Sizing is equally important for central air-conditioning systems, which need to be sized by professionals. If you have a central air system in your home, set the fan to shut off at the same time as the cooling unit (compressor). In other words, don't use the system's central fan to provide circulation but instead use circulating fans in individual rooms.
- SEER is the Seasonal Energy Efficiency Rating. SEER rates the efficiency during the cooling season. Look for a SEER rating of 12 or above.
- Don't set your thermostat at a colder temperature setting than normal when you turn on your air conditioner. It will not cool your home any faster and could result in excessive cooling and therefore unnecessary expense.
- Set your airconditioner fan speed on high except in very humid weather. When it's humid set the fan speed on low. You'll get better cooling.
- Whole-house fans help cool your home by pulling cool air through the house and exhausting warm air through the attic. They are effective when operated at night and when the outside air is cooler than the inside.
- Consider using an interior fan in conjunction with your window air conditioner to spread the cooled air more effectively through your home without greatly increasing your power use.
- Don't place lamps or TV sets near your air conditioning thermostat.

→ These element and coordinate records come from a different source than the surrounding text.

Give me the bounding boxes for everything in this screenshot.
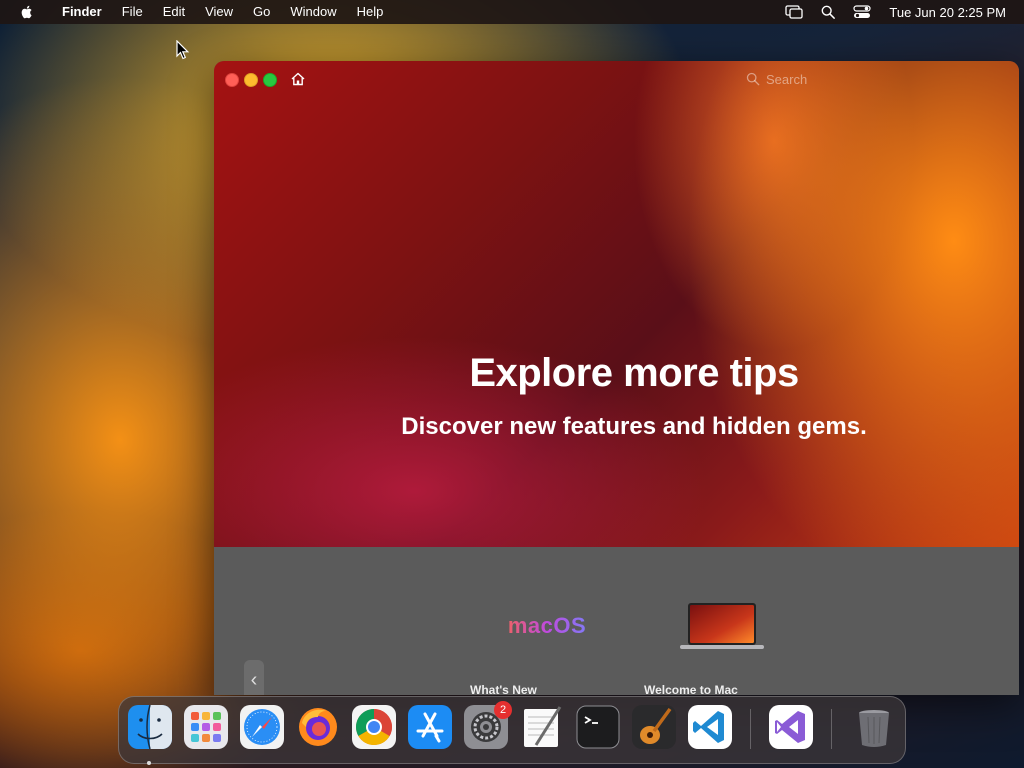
dock-visual-studio[interactable] bbox=[769, 705, 813, 749]
menu-window[interactable]: Window bbox=[280, 0, 346, 24]
menu-help[interactable]: Help bbox=[347, 0, 394, 24]
page-title: Explore more tips bbox=[469, 351, 799, 395]
dock-chrome[interactable] bbox=[352, 705, 396, 749]
dock-system-settings[interactable]: 2 bbox=[464, 701, 512, 749]
close-window-button[interactable] bbox=[225, 73, 239, 87]
search-field[interactable]: Search bbox=[746, 70, 807, 88]
launchpad-icon bbox=[184, 705, 228, 749]
menu-bar: Finder File Edit View Go Window Help Tue… bbox=[0, 0, 1024, 24]
dock-launchpad[interactable] bbox=[184, 705, 228, 749]
visual-studio-icon bbox=[769, 705, 813, 749]
home-icon[interactable] bbox=[290, 71, 306, 87]
dock-firefox[interactable] bbox=[296, 705, 340, 749]
chrome-icon bbox=[352, 705, 396, 749]
window-titlebar: Search bbox=[214, 61, 1019, 97]
chevron-left-icon: ‹ bbox=[250, 668, 258, 691]
running-indicator bbox=[147, 761, 151, 765]
menu-file[interactable]: File bbox=[112, 0, 153, 24]
textedit-icon bbox=[524, 706, 562, 747]
finder-icon bbox=[128, 705, 172, 749]
trash-icon bbox=[859, 710, 889, 747]
menu-edit[interactable]: Edit bbox=[153, 0, 195, 24]
macbook-icon bbox=[680, 603, 764, 649]
screen-mirroring-icon[interactable] bbox=[785, 4, 804, 20]
menu-app-name[interactable]: Finder bbox=[52, 0, 112, 24]
menu-clock[interactable]: Tue Jun 20 2:25 PM bbox=[889, 5, 1006, 20]
dock-separator bbox=[831, 709, 832, 749]
dock-trash[interactable] bbox=[852, 705, 896, 749]
carousel-previous-button[interactable]: ‹ bbox=[244, 660, 264, 695]
menu-go[interactable]: Go bbox=[243, 0, 280, 24]
dock: 2 bbox=[118, 696, 906, 765]
dock-garageband[interactable] bbox=[632, 705, 676, 749]
app-store-icon bbox=[408, 705, 452, 749]
dock-separator bbox=[750, 709, 751, 749]
card-title-welcome-to-mac[interactable]: Welcome to Mac bbox=[644, 683, 738, 695]
dock-textedit[interactable] bbox=[520, 705, 564, 749]
search-icon bbox=[746, 72, 760, 86]
search-placeholder: Search bbox=[766, 71, 808, 87]
tips-collection-carousel: ‹ macOS What's New Welcome to Mac bbox=[214, 547, 1019, 695]
dock-vscode[interactable] bbox=[688, 705, 732, 749]
spotlight-search-icon[interactable] bbox=[819, 4, 837, 20]
apple-menu-icon[interactable] bbox=[19, 4, 35, 20]
tips-window: Search Explore more tips Discover new fe… bbox=[214, 61, 1019, 695]
page-subtitle: Discover new features and hidden gems. bbox=[401, 413, 867, 440]
safari-icon bbox=[240, 705, 284, 749]
control-center-icon[interactable] bbox=[853, 4, 872, 20]
notification-badge: 2 bbox=[494, 701, 512, 719]
garageband-icon bbox=[632, 705, 676, 749]
dock-finder[interactable] bbox=[128, 705, 172, 765]
terminal-icon bbox=[576, 705, 620, 749]
card-title-whats-new[interactable]: What's New bbox=[470, 683, 537, 695]
minimize-window-button[interactable] bbox=[244, 73, 258, 87]
vscode-icon bbox=[688, 705, 732, 749]
menu-view[interactable]: View bbox=[195, 0, 243, 24]
mouse-cursor-icon bbox=[176, 40, 190, 60]
hero-banner bbox=[214, 61, 1019, 547]
macos-logo: macOS bbox=[492, 613, 602, 639]
dock-terminal[interactable] bbox=[576, 705, 620, 749]
dock-app-store[interactable] bbox=[408, 705, 452, 749]
dock-safari[interactable] bbox=[240, 705, 284, 749]
zoom-window-button[interactable] bbox=[263, 73, 277, 87]
firefox-icon bbox=[299, 708, 337, 746]
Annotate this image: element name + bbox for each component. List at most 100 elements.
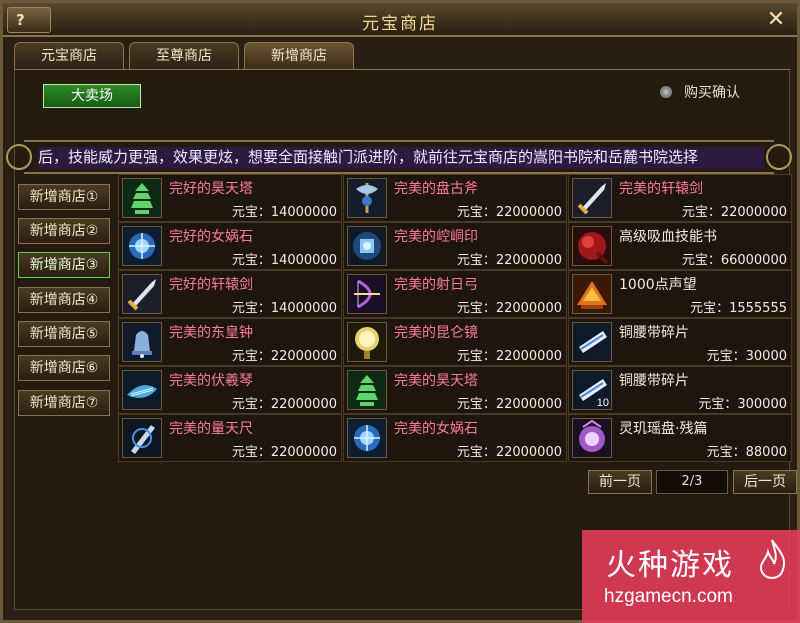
item-name: 完好的轩辕剑 [169,277,253,293]
watermark-url: hzgamecn.com [604,586,733,607]
shop-item-slot[interactable]: 完美的昆仑镜元宝：22000000 [343,318,567,366]
item-name: 高级吸血技能书 [619,229,717,245]
banner-frame-top [24,140,774,142]
page-indicator: 2/3 [656,470,728,494]
shop-item-slot[interactable]: 1000点声望元宝：1555555 [568,270,792,318]
zither-icon[interactable] [122,370,162,410]
ruler-icon[interactable] [122,418,162,458]
item-price: 元宝：22000000 [456,445,562,460]
item-price: 元宝：22000000 [456,205,562,220]
item-price: 元宝：22000000 [231,349,337,364]
tab-supreme-shop[interactable]: 至尊商店 [129,42,239,70]
shop-item-slot[interactable]: 高级吸血技能书元宝：66000000 [568,222,792,270]
item-price: 元宝：22000000 [456,253,562,268]
item-price: 元宝：22000000 [456,301,562,316]
item-price: 元宝：14000000 [231,301,337,316]
sword-icon[interactable] [122,274,162,314]
item-name: 完美的东皇钟 [169,325,253,341]
shop-item-slot[interactable]: 10 铜腰带碎片 元宝：300000 [568,366,792,414]
item-price: 元宝：22000000 [231,445,337,460]
skill-book-icon[interactable] [572,226,612,266]
scroll-ornament-icon [766,144,792,170]
tab-new-shop[interactable]: 新增商店 [244,42,354,70]
item-price: 元宝：22000000 [456,397,562,412]
side-tab-new-shop-2[interactable]: 新增商店② [18,218,110,244]
side-tab-new-shop-7[interactable]: 新增商店⑦ [18,390,110,416]
mirror-icon[interactable] [347,322,387,362]
item-name: 完美的昆仑镜 [394,325,478,341]
radio-icon[interactable] [660,86,672,98]
item-name: 完好的昊天塔 [169,181,253,197]
shop-item-slot[interactable]: 完好的轩辕剑元宝：14000000 [118,270,342,318]
item-price: 元宝：14000000 [231,253,337,268]
item-price: 元宝：88000 [706,445,787,460]
item-price: 元宝：66000000 [681,253,787,268]
belt-fragment-icon[interactable] [572,322,612,362]
item-name: 1000点声望 [619,277,697,293]
item-price: 元宝：1555555 [690,301,787,316]
shop-item-slot[interactable]: 铜腰带碎片元宝：30000 [568,318,792,366]
close-button[interactable]: ✕ [763,9,789,33]
side-tab-new-shop-3[interactable]: 新增商店③ [18,252,110,278]
bow-icon[interactable] [347,274,387,314]
shop-item-slot[interactable]: 完美的射日弓 元宝：22000000 [343,270,567,318]
scroll-ornament-icon [6,144,32,170]
side-tab-new-shop-4[interactable]: 新增商店④ [18,287,110,313]
belt-fragment-icon[interactable]: 10 [572,370,612,410]
watermark: 火种游戏 hzgamecn.com [582,530,800,623]
sword-icon[interactable] [572,178,612,218]
item-name: 完美的崆峒印 [394,229,478,245]
shop-item-slot[interactable]: 完美的崆峒印元宝：22000000 [343,222,567,270]
item-price: 元宝：300000 [698,397,787,412]
item-name: 铜腰带碎片 [619,373,689,389]
seal-icon[interactable] [347,226,387,266]
purchase-confirm-toggle[interactable]: 购买确认 [660,82,740,102]
shop-item-slot[interactable]: 灵玑瑶盘·残篇元宝：88000 [568,414,792,462]
shop-item-slot[interactable]: 完美的东皇钟元宝：22000000 [118,318,342,366]
item-name: 完好的女娲石 [169,229,253,245]
item-quantity: 10 [596,397,609,409]
shop-item-slot[interactable]: 完美的女娲石元宝：22000000 [343,414,567,462]
item-name: 完美的量天尺 [169,421,253,437]
prev-page-button[interactable]: 前一页 [588,470,652,494]
pagoda-icon[interactable] [122,178,162,218]
shop-item-slot[interactable]: 完美的盘古斧 元宝：22000000 [343,174,567,222]
side-tab-new-shop-1[interactable]: 新增商店① [18,184,110,210]
flame-logo-icon [759,539,786,579]
side-tab-new-shop-6[interactable]: 新增商店⑥ [18,355,110,381]
next-page-button[interactable]: 后一页 [733,470,797,494]
item-name: 完美的昊天塔 [394,373,478,389]
shop-item-slot[interactable]: 完美的伏羲琴元宝：22000000 [118,366,342,414]
stone-icon[interactable] [122,226,162,266]
item-name: 完美的轩辕剑 [619,181,703,197]
pagoda-icon[interactable] [347,370,387,410]
shop-item-slot[interactable]: 完好的女娲石元宝：14000000 [118,222,342,270]
item-price: 元宝：22000000 [231,397,337,412]
shop-item-slot[interactable]: 完好的昊天塔元宝：14000000 [118,174,342,222]
announcement-banner: 后，技能威力更强，效果更炫，想要全面接触门派进阶，就前往元宝商店的嵩阳书院和岳麓… [4,140,794,174]
stone-icon[interactable] [347,418,387,458]
auction-button[interactable]: 大卖场 [43,84,141,108]
item-name: 完美的女娲石 [394,421,478,437]
watermark-title: 火种游戏 [606,548,734,583]
item-name: 铜腰带碎片 [619,325,689,341]
tab-yuanbao-shop[interactable]: 元宝商店 [14,42,124,70]
title-bar[interactable]: ? 元宝商店 ✕ [3,3,797,37]
item-price: 元宝：22000000 [681,205,787,220]
item-name: 完美的伏羲琴 [169,373,253,389]
item-price: 元宝：22000000 [456,349,562,364]
window-title: 元宝商店 [362,14,438,34]
bell-icon[interactable] [122,322,162,362]
jade-plate-icon[interactable] [572,418,612,458]
item-price: 元宝：14000000 [231,205,337,220]
side-tab-new-shop-5[interactable]: 新增商店⑤ [18,321,110,347]
shop-item-slot[interactable]: 完美的轩辕剑元宝：22000000 [568,174,792,222]
shop-item-slot[interactable]: 完美的昊天塔元宝：22000000 [343,366,567,414]
prestige-icon[interactable] [572,274,612,314]
purchase-confirm-label: 购买确认 [684,85,740,101]
axe-icon[interactable] [347,178,387,218]
item-name: 灵玑瑶盘·残篇 [619,421,708,437]
announcement-text: 后，技能威力更强，效果更炫，想要全面接触门派进阶，就前往元宝商店的嵩阳书院和岳麓… [38,147,764,169]
item-price: 元宝：30000 [706,349,787,364]
shop-item-slot[interactable]: 完美的量天尺元宝：22000000 [118,414,342,462]
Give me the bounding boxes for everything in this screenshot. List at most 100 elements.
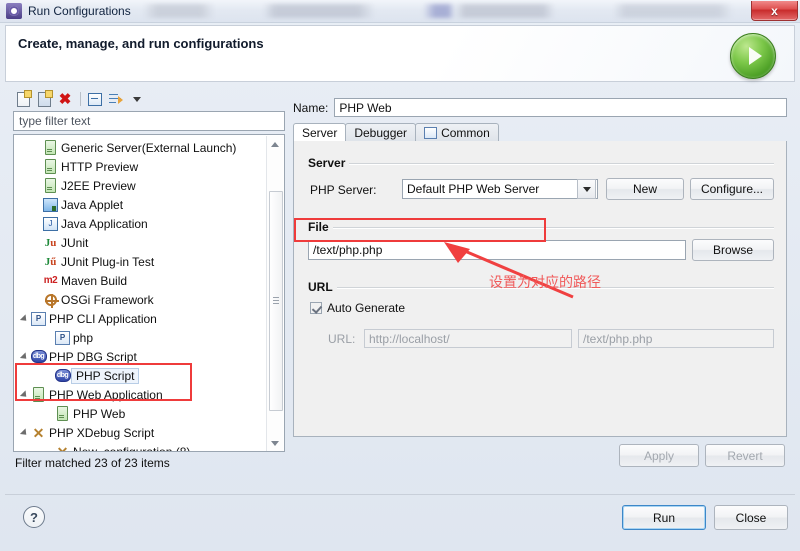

- Plant trees or shrubs to shade air-conditioning units but not to block the airflow. A unit operating in the shade uses as much as 10% less electricity than the same one operating in the sun.
If you use electricity to heat your home, consider installing an energy efficient heat pump system. Heat pumps are the most efficient for of electric heating in moderate climates, providing three times more heating than the equivalent amount of energy they consume in electricity.
There are three types of heat pumps: air-to-air, water source and ground source. They collect heat from the air, water or ground outside your home and concentrate it for use inside. Heat pumps do double duty as a central air conditioner. They can also cool your home by collecting the heat inside your house and effectively pumping it outside. A heat pump can trim the amount of electricity you use for heating as much as 30% to 40%.
- Do not set back the heat pump's thermostat manually if it causes the electric resistance heating to come on. This type of heating, which is often used as a backup to the heat pump, is more expensive.
- Clean or change filters once a month or as needed and maintain the system according to manufacturer's instructions.